O correto, diz um desses estudos, seria chamar esses jovens de “sem-sem”, ou seja, sem emprego, sem estudo, já que não é por vontade própria que estão nessa situação, e sim porque há um descaso completo do governo em relação a eles.
A maior parte desses jovens, na verdade, está à procura de trabalho, exerce atividades precárias ou então, lida com afazeres domésticos. Há ainda aqueles que estão em cursos não regulares.
De acordo com um levantamento do Dieese, feito em 2018, apenas 8% dos mais de 41 milhões de jovens estavam fora das duas atividades. Somente 5% disseram que realmente não queriam nem trabalhar e nem estudar.

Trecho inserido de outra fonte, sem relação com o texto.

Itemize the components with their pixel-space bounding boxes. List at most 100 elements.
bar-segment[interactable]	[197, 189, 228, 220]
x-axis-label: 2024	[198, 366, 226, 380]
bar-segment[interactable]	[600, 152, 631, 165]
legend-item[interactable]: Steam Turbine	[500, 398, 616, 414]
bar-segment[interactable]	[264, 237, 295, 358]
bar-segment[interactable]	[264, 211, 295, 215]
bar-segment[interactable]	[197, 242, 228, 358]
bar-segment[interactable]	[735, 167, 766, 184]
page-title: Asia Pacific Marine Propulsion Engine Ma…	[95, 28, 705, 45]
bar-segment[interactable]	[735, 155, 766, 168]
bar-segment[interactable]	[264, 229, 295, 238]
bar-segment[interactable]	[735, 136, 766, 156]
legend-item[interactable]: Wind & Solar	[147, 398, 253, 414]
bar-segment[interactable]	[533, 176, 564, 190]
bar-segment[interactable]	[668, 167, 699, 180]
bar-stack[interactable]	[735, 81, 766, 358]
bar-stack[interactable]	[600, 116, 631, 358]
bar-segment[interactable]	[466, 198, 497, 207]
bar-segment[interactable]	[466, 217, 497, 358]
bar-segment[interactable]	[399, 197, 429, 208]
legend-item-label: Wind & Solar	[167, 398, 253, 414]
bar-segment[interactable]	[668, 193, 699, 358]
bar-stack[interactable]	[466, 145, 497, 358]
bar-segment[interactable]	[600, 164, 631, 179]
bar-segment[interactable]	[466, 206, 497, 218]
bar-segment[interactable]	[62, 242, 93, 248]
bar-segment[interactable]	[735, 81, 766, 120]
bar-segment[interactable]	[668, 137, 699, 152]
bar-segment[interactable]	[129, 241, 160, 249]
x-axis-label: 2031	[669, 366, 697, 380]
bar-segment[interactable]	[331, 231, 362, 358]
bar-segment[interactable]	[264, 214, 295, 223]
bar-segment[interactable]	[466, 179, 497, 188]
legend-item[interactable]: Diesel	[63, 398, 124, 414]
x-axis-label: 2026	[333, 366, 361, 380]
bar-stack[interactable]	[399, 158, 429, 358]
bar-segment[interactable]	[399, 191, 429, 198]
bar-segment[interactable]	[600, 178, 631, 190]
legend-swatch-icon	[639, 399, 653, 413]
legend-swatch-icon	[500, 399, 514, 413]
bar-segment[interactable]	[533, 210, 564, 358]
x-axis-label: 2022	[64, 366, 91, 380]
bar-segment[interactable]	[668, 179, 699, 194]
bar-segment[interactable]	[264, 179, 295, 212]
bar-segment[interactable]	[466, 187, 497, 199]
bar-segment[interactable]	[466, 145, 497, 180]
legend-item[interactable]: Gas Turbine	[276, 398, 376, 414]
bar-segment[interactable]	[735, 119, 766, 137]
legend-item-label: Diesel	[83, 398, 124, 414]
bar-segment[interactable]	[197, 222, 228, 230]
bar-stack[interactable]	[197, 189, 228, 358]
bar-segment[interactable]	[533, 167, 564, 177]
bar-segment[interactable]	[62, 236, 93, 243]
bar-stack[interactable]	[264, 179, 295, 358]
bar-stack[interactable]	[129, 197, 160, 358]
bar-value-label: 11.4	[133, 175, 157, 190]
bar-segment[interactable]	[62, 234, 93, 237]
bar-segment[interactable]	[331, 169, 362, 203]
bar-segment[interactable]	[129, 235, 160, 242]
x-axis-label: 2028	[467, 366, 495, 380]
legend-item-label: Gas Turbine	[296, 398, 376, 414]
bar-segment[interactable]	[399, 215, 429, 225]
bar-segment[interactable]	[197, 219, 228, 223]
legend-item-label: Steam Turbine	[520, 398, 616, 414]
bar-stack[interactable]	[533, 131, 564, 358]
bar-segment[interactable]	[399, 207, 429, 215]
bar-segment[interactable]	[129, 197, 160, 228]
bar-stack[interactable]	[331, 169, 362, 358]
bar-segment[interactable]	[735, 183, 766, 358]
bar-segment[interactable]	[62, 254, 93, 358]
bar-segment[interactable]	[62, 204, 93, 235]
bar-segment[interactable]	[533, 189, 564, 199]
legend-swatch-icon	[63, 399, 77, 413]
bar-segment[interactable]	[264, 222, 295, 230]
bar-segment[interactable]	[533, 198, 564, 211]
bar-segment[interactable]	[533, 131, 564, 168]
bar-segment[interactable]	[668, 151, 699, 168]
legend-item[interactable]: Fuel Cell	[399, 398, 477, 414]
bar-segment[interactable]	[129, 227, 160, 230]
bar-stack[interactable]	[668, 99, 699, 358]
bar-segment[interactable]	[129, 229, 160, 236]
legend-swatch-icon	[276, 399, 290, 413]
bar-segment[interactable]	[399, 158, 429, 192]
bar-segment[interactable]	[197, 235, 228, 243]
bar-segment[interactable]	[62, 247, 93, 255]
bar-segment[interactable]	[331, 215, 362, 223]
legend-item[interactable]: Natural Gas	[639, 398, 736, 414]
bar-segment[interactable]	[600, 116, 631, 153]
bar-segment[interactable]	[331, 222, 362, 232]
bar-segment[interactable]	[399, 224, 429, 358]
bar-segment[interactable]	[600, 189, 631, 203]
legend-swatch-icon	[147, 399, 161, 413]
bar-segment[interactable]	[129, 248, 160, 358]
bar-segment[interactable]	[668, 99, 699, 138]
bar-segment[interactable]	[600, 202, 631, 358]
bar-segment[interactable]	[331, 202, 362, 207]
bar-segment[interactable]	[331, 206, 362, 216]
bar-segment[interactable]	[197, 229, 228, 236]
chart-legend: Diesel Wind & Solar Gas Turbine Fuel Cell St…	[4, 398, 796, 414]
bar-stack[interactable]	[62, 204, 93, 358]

E desses 8%, vale lembrar, muitos podem estar na informalidade, sem aparecer em estatísticas de ocupação.
Para Adriana Marcolino, técnica da subseção do Dieese na CUT Nacional, a condição “nem--nem”, realmente, não é um problema do jovem.
“Eles não têm acesso à educação e não têm oportunidades por uma série de fatores que não se configuram exatamente como uma opção pessoal e sim por causa da falta de condições para trabalhar e estudar. É o Estado que não oferece essas condições”, diz Adriana.
Dados da FGV
A média de jovens nem-nem de 2020, de 25,5%, teve seus momentos de pico. No segundo trimestre do ano passado período que coincide com os primeiros meses de pandemia no Brasil, o percentual chegou a 29,3%.
Mas os recortes da pesquisa escancaram ainda mais aquilo que várias outras pesquisas vêm demonstrando sobre o aumento da desigualdade social. Na análise por gênero, as mulheres foram mais impactadas. No quarto trimestre do ano passado, o índice chegou a 31,29%, enquanto para os homens os índices foram de 19,7%.
“Cerca de 31 a cada 100 mulheres com idade entre 15 e 29 não trabalhavam e não estudavam no quatro trimestre de 2020”
Já o recorte por raça mostrou que maior parte (57,5%) dos ‘nem-nem’ é de jovens negros. Brancos são 21,26%
Já sob o aspecto de formação, 40% têm ensino médio completo e 20,2% têm ensino superior completo.
A maior parte dos nem-nem está concentrada entre a faixa etária de 20 a 24 anos. Eles são 31,51%. Entre 15 e 19 anos, são 14,74%.
Sobre o desemprego, a pesquisa mostra que a pandemia causou impacto acentuado no mercado de trabalho para os jovens - subiu de 49,37% em 2019 para 56,34% em 2020.
Os dados levantados pela FGV têm base na Pesquisa Nacional Por Amostra de Domicílios (Pnad-Contínua), realizada pelo Instituto Brasileiro de Geografia e Estatística (IBGE).